Chi rappresenta gli operai in Italia oggi?

Chi rappresenta in Italia gli operai? È questo un interrogativo che ogni tanto cerca di farsi largo nel dibattito politico, ma difficilmente ha trovato la necessaria chiarezza: la sinistra è imbarazzata dal progressivo distacco del lavoro dipendente dalle sue bandiere pur essendo stato l’elemento costitutivo d’origine della sua esperienza per tutto il “900”; la destra anch’essa non trova conveniente chiarirlo, condizionata com’è dal suo tradizionale ancoraggio in altri ceti. Ma soprattutto in Italia, nell’ultimo quarto di secolo, il consenso della classe operaia ha preso l’abbrivio dei partiti populisti. Questo cambiamento, sia chiaro, ha motivazioni precise; come ogni fenomeno presenta fattori molteplici che hanno influito ed influiscono su questo forte cambiamento avvenuto.

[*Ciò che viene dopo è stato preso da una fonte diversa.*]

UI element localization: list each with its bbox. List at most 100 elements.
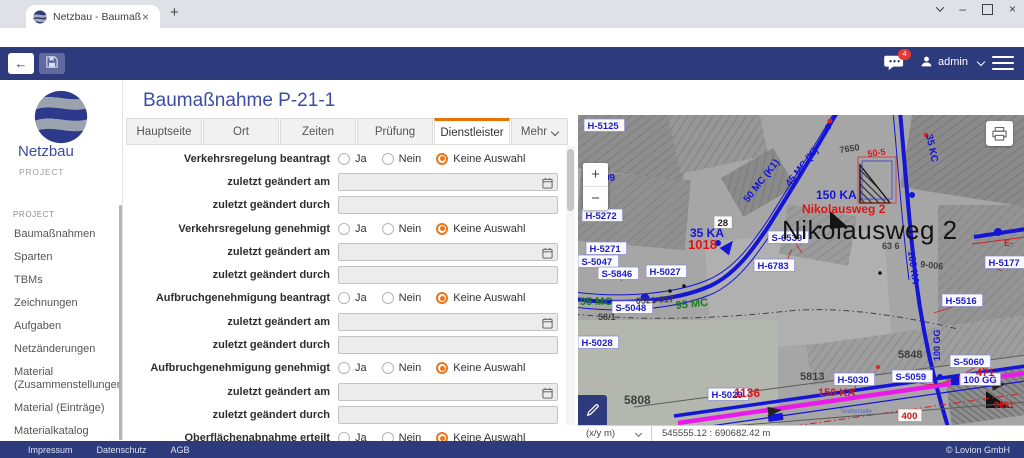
- map-label-h-5027: H-5027: [645, 264, 687, 278]
- svg-text:H-5516: H-5516: [946, 296, 977, 307]
- map-text-100-gg: 100 GG: [932, 329, 942, 361]
- svg-text:400: 400: [902, 411, 918, 422]
- footer-link-impressum[interactable]: Impressum: [28, 445, 73, 455]
- main-menu-button[interactable]: [992, 56, 1014, 73]
- tab-dienstleister[interactable]: Dienstleister: [434, 118, 510, 144]
- field-control: [338, 196, 558, 215]
- browser-tab[interactable]: Netzbau - Baumaßnahme P-21- ×: [26, 5, 160, 28]
- tab-pr-fung[interactable]: Prüfung: [357, 118, 433, 144]
- field-control: Ja Nein Keine Auswahl: [338, 152, 558, 165]
- text-input[interactable]: [338, 196, 558, 215]
- date-input[interactable]: [338, 312, 558, 332]
- save-disk-icon: [46, 55, 58, 73]
- map-draw-button[interactable]: [578, 395, 607, 425]
- map-label-h-5272: H-5272: [581, 208, 623, 222]
- chat-button[interactable]: 4: [884, 49, 911, 74]
- window-minimize-button[interactable]: –: [959, 2, 966, 16]
- sidebar-item-materialkatalog[interactable]: Materialkatalog: [14, 425, 114, 438]
- svg-text:H-5272: H-5272: [586, 211, 617, 222]
- radio-icon: [381, 362, 394, 375]
- radio-keine-auswahl[interactable]: Keine Auswahl: [436, 292, 525, 305]
- map-text-nikolausweg-2: Nikolausweg 2: [782, 215, 958, 245]
- radio-icon: [338, 362, 350, 375]
- user-name: admin: [938, 55, 968, 68]
- map-print-button[interactable]: [986, 121, 1013, 146]
- zoom-out-button[interactable]: −: [583, 187, 608, 210]
- tab-ort[interactable]: Ort: [203, 118, 279, 144]
- radio-nein[interactable]: Nein: [381, 152, 421, 165]
- text-input[interactable]: [338, 266, 558, 285]
- calendar-icon: [542, 317, 553, 332]
- text-input[interactable]: [338, 336, 558, 355]
- map-text-150-ka: 150 KA: [816, 188, 857, 202]
- sidebar-item-tbms[interactable]: TBMs: [14, 274, 114, 287]
- field-label: zuletzt geändert durch: [212, 339, 330, 352]
- sidebar-item-sparten[interactable]: Sparten: [14, 251, 114, 264]
- sidebar-item-bauma-nahmen[interactable]: Baumaßnahmen: [14, 228, 114, 241]
- field-control: Ja Nein Keine Auswahl: [338, 362, 558, 375]
- svg-text:H-5027: H-5027: [650, 267, 681, 278]
- new-tab-button[interactable]: +: [170, 4, 179, 21]
- tab-hauptseite[interactable]: Hauptseite: [126, 118, 202, 144]
- tab-mehr[interactable]: Mehr: [511, 118, 568, 144]
- footer-link-agb[interactable]: AGB: [171, 445, 190, 455]
- radio-keine-auswahl[interactable]: Keine Auswahl: [436, 222, 526, 235]
- radio-nein[interactable]: Nein: [381, 222, 421, 235]
- form-row: zuletzt geändert durch: [126, 333, 558, 356]
- radio-ja[interactable]: Ja: [338, 292, 367, 305]
- text-input[interactable]: [338, 405, 558, 424]
- form-row: zuletzt geändert durch: [126, 403, 558, 426]
- radio-keine-auswahl[interactable]: Keine Auswahl: [436, 362, 525, 375]
- radio-ja[interactable]: Ja: [338, 362, 367, 375]
- sidebar-menu: Baumaßnahmen Sparten TBMs Zeichnungen Aufgab…: [14, 228, 122, 441]
- scrollbar-thumb[interactable]: [567, 149, 574, 211]
- tab-close-icon[interactable]: ×: [142, 10, 149, 24]
- map-label-h-5271: H-5271: [585, 241, 627, 255]
- form-scrollbar[interactable]: [566, 146, 575, 425]
- user-menu[interactable]: admin: [920, 55, 986, 68]
- map-text-5808: 5808: [624, 393, 651, 407]
- radio-keine-auswahl[interactable]: Keine Auswahl: [436, 152, 525, 165]
- radio-label: Ja: [355, 362, 367, 375]
- sidebar-item-zeichnungen[interactable]: Zeichnungen: [14, 297, 114, 310]
- date-input[interactable]: [338, 382, 558, 401]
- radio-ja[interactable]: Ja: [338, 152, 367, 165]
- footer-link-datenschutz[interactable]: Datenschutz: [97, 445, 147, 455]
- radio-label: Ja: [355, 222, 367, 235]
- radio-icon: [381, 222, 394, 235]
- map-text-0651: 0651: [994, 400, 1014, 410]
- tab-label: Hauptseite: [136, 125, 192, 138]
- radio-icon: [436, 152, 449, 165]
- date-input[interactable]: [338, 172, 558, 191]
- field-control: [338, 336, 558, 355]
- radio-nein[interactable]: Nein: [381, 292, 421, 305]
- zoom-in-button[interactable]: +: [583, 163, 608, 187]
- map-text-telefonzelle: Telefonzelle: [840, 409, 872, 415]
- tab-zeiten[interactable]: Zeiten: [280, 118, 356, 144]
- date-input[interactable]: [338, 242, 558, 261]
- radio-nein[interactable]: Nein: [381, 362, 421, 375]
- map-label-s-5047: S-5047: [578, 254, 619, 268]
- coordinate-unit-select[interactable]: (x/y m): [578, 428, 636, 439]
- map-label-h-6783: H-6783: [753, 258, 795, 272]
- sidebar-item-material-zusammenstellungen[interactable]: Material (Zusammenstellungen): [14, 366, 122, 392]
- field-control: [338, 266, 558, 285]
- app-back-button[interactable]: ←: [8, 53, 34, 74]
- window-close-button[interactable]: ×: [1009, 2, 1016, 16]
- window-menu-icon[interactable]: [936, 3, 945, 12]
- window-maximize-button[interactable]: [981, 3, 993, 15]
- sidebar-item-netz-nderungen[interactable]: Netzänderungen: [14, 343, 114, 356]
- sidebar-item-material-eintr-ge[interactable]: Material (Einträge): [14, 402, 114, 415]
- sidebar-scrollbar[interactable]: [119, 205, 122, 440]
- app-save-button[interactable]: [39, 53, 65, 74]
- app-subtitle: PROJECT: [19, 167, 65, 177]
- radio-ja[interactable]: Ja: [338, 222, 367, 235]
- radio-label: Keine Auswahl: [453, 222, 526, 235]
- window-controls: – ×: [932, 2, 1016, 16]
- sidebar-item-aufgaben[interactable]: Aufgaben: [14, 320, 114, 333]
- radio-icon: [436, 222, 449, 235]
- map-text-58-1: 58/1: [598, 312, 616, 322]
- form-row: Verkehrsregelung beantragt Ja Nein Keine Au…: [126, 147, 558, 170]
- map-panel[interactable]: H-5125 H-5272 H-5271 S-5047 S-5846 H-5027 S-50…: [578, 115, 1024, 425]
- field-label: zuletzt geändert durch: [212, 408, 330, 421]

In primo luogo la globalizzazione che ha comportato una corposa immissione di nuovi paesi nella divisione internazionale in cerca di farsi valere con una offerta più conveniente per la domanda, che ha indebolito la crescita del salario ed interrotto l’idea consolidata di un “sol dell’avvenire” intramontabile. A questo fenomeno non si è contrapposta la necessaria e sufficiente crescita della qualità dei prodotti per scarsi investimenti, per i processi di cambiamento e per carenti politiche di professionalizzazione, che espongono i salari a compressioni pericolose.

Non è un caso la rilevazione statistica della perdita di 2 punti percentuali rispetto ai salari di trent’anni fa, mentre nello stesso periodo, i tedeschi e francesi che hanno sufficientemente sostenuto la qualità delle produzioni, hanno ottenuto al contrario 30 punti percentuali in più. Anche la vicenda fiscale, con il costante e ingiustificato aumento nelle buste paga, ha indebolito il reddito del lavoro dipendente, mentre nel contempo altri ceti hanno spesso potuto attutire la pressione fiscale con innumerevoli vie d’uscita al contrario di chi come i lavoratori dipendenti hanno la ritenuta alla fonte. Insomma la Sinistra italiana è stata molto impegnata ideologicamente sul lavoro tendendo alla conservazione delle proprie posizioni sempre più inadeguate a fronteggiare le sfide della modernità, dall’altra nel tentativo di guadagnare il consenso di altri ceti, ha dato la sensazione dell’abbandono.

Dunque le nuove preferenze elettorali degli operai, comunque instabili, vengono spinte dal senso di vendetta verso chi si ritiene li abbia abbandonati. Anche le oggettive istigazioni contro “gli stranieri” descritti come chi viene a rubare il lavoro che manca fa il resto. Questa realtà così squilibrante comunque dovrà essere affrontata se desideriamo davvero giustizia sociale e coesione comunitaria.

La questione salariale sarà il vero banco di verifica del necessario cambiamento da ottenere. Si potrà ottenere risultati attraverso una riduzione sensibile dei carichi fiscali e premiando con zero tasse sul salario ancorato alla produttività e maggior lavoro. Si potrà altresì ripristinare buonsenso e logica che ora non ci sono, pagando di più i lavori precari ed allestendo un welfare più generoso per chi lavora in settori più impegnativi non stanziali. Infatti il lavoro flessibile, così tanto importante per le modalità di lavoro moderne, è presto scivolato nella precarietà proprio perché pagato meno di chi precario non è, e con striminzite garanzie sociali. In definitiva un tradimento dei fondamenti naturali verso chi lavora. Per queste ragioni, il cambiamento di approccio e disponibilità a curare ciò che è stato fatto deteriorare, ha un valore morale e politico di grande importanza.